Not every layer of this stack is equally urgent. If you're just entering the US market, the non-negotiables are: your platform, payments, and tax compliance. Get those three right before anything else. Fulfilment becomes critical once you're generating enough volume that international shipping timelines are actively hurting conversion — for most brands, that's earlier than they expect. Localisation and returns management are genuinely stage-gated: Weglot makes sense once you have traffic from non-English markets worth converting; Loop Returns makes sense once returns are a meaningful operational cost.

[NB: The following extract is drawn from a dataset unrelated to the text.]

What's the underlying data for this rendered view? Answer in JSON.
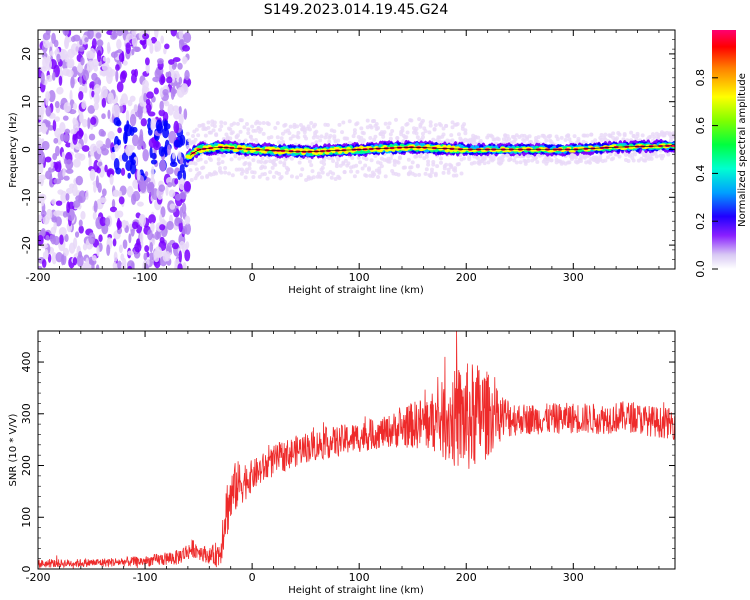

And if you're also selling into EU markets — facing packaging EPR, textile labelling requirements, or battery regulation compliance — that's a different but equally important layer. We cover it in detail in the EU expansion stack, and in category-specific guides like France CITEO reporting for foreign sellers and the sustainable operations stack for fashion brands. Cross-border operations rewards the brands that build the infrastructure before they need it — not the ones scrambling to catch up.


Screenshots are from each tool's public pricing or features page, captured June 2026. We are not affiliated with any third-party tool listed unless explicitly noted.